Much of the development was done with Beta versions of AIR and Flex Builder.  I underestimated the impact that would have on development.  Beta versions are buggy, and they do suck time out of your schedule.  Little things like installing new versions every few weeks, or crashing more often add up.  But I do think the benefit of using those vs. using the older stuff was worth it this time around.  Unfortunately, I don't know if that would always be the case, and I don't know how to judge that impact before a project starts.  I guess I'll just tend to opt for released versions unless the project requires something in a beta version.

The future

I'll be moving AgileAgenda over to Parsley bit by bit. Thinking about that framework, it should be pretty easy to move smaller pieces over that I might be working on without disrupting the bigger picture.  AgileAgenda will most likely be in light continuous development for years to come.

The AgileTracker will continue on as-is.  I'm very happy with how it works and flushing out the rest of the features and functionality is "all" that's left :)

TimeLiner will stay a Cairngorm application.  Due to the way commercial educational software companies work it will probably go through cycles of being untouched for months, and then heavy development for a new release.   Those months of quiet and then bursts of activity will give us further insight on how easy it is to maintain a Cairngorm app.  Someday, I hope we do a web version of the software.


Overall, I believe Flex/AIR is the way to go for cross platform applications like these. I've done both Java and C++/QT cross platform apps, and neither of those was as easy to get working consistently accross platforms as AIR and Flex. 

So, if I were to start a new project today I'd probably go with the Parsley MVC + IoC approach.  I found it to be easy to work in and it solved more of my problems than the Cairngorm approach. 

If I could find experienced Flex engineers, I'd make my team out of them, but it wouldn't be a must-have since I'm convinced any smart software engineer can pick this stuff up. 
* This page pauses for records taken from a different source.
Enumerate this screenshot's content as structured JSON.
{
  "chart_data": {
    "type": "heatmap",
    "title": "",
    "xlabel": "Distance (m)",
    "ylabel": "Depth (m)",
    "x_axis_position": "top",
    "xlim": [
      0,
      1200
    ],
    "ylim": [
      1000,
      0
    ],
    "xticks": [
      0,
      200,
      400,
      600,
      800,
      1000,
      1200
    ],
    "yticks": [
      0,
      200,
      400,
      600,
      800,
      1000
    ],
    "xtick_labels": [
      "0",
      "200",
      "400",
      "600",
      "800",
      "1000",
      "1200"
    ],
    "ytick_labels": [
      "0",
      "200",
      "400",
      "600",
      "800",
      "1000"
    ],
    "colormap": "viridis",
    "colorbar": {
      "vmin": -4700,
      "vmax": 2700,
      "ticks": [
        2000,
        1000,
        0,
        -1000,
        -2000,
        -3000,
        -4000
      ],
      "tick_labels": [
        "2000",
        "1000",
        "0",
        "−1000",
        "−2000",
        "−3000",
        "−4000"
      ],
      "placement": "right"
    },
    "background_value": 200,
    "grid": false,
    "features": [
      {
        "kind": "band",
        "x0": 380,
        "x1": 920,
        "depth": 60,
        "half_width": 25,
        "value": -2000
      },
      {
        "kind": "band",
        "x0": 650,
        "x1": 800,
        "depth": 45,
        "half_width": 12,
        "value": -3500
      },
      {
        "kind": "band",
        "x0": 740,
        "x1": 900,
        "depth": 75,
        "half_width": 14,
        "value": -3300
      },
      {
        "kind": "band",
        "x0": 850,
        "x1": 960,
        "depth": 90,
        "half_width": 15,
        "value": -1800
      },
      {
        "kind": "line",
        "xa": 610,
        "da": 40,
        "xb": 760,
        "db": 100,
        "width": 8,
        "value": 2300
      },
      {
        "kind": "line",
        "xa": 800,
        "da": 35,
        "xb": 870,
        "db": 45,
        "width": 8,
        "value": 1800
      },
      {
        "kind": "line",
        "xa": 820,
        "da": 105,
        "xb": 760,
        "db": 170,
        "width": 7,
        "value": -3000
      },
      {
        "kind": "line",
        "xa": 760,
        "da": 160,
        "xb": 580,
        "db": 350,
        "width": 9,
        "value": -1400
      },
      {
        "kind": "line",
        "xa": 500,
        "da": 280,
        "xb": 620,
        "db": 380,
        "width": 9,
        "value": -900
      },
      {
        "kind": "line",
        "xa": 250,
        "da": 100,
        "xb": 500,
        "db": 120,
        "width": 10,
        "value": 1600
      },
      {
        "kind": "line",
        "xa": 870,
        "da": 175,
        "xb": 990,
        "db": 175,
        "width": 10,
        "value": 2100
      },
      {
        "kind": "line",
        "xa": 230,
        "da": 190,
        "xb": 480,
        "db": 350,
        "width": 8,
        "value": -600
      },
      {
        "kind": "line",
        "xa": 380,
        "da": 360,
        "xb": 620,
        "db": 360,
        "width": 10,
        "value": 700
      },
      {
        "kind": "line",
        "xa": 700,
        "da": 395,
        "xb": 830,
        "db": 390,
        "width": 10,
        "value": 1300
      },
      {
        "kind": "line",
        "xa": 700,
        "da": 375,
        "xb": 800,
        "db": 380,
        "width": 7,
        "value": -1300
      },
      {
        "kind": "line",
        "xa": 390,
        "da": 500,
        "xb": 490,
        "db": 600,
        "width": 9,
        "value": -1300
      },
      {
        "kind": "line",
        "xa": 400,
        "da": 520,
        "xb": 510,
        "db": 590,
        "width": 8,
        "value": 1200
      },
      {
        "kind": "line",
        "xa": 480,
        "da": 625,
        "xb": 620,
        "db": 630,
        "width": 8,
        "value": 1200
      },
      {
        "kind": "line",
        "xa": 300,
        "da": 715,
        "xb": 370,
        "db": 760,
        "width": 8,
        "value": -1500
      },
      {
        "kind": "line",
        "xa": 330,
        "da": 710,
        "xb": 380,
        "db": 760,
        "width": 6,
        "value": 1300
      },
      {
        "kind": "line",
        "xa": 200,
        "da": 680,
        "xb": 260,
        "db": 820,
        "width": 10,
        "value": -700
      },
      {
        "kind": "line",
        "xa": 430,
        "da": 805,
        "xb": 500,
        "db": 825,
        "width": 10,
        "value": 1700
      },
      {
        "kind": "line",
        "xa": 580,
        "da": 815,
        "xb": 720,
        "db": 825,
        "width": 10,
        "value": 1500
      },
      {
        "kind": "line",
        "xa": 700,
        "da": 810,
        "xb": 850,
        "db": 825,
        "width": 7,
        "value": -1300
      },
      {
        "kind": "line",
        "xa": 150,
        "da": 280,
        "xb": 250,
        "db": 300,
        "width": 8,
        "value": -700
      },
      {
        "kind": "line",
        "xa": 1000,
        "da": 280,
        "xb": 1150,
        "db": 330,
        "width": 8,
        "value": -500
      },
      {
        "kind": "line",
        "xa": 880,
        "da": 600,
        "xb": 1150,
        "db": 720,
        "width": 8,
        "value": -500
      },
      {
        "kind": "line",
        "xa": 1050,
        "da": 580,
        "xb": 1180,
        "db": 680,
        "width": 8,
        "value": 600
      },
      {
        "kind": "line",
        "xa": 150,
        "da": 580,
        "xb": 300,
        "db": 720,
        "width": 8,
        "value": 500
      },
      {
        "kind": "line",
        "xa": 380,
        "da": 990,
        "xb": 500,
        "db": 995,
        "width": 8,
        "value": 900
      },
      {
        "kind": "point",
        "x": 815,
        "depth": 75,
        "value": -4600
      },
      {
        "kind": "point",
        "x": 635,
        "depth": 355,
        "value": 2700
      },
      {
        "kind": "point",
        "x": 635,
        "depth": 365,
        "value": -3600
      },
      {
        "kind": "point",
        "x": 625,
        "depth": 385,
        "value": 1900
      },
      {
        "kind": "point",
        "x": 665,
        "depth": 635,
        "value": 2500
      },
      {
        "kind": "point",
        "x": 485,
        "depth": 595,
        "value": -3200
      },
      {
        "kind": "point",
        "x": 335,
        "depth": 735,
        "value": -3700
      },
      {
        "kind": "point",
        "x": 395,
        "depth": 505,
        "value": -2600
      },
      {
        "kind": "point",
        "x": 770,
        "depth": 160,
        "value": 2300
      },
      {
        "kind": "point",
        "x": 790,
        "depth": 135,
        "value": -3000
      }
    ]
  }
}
I'll be using the data model adapter "pattern" instead of direct binding for now on for anything except the most trivial of applications.  I'll write a full blog post really explaining this sometime.

Modules will be planned from the start.  I think a lot more in all three applications could have been split into modules without any additional labor if we had just kept it in our minds from the beginning.

Disclaimer - I'm an employee of Tom Snyder Productions.  Anything said in this blog post should be considered solely my own opinion, and may not be representative of my employer.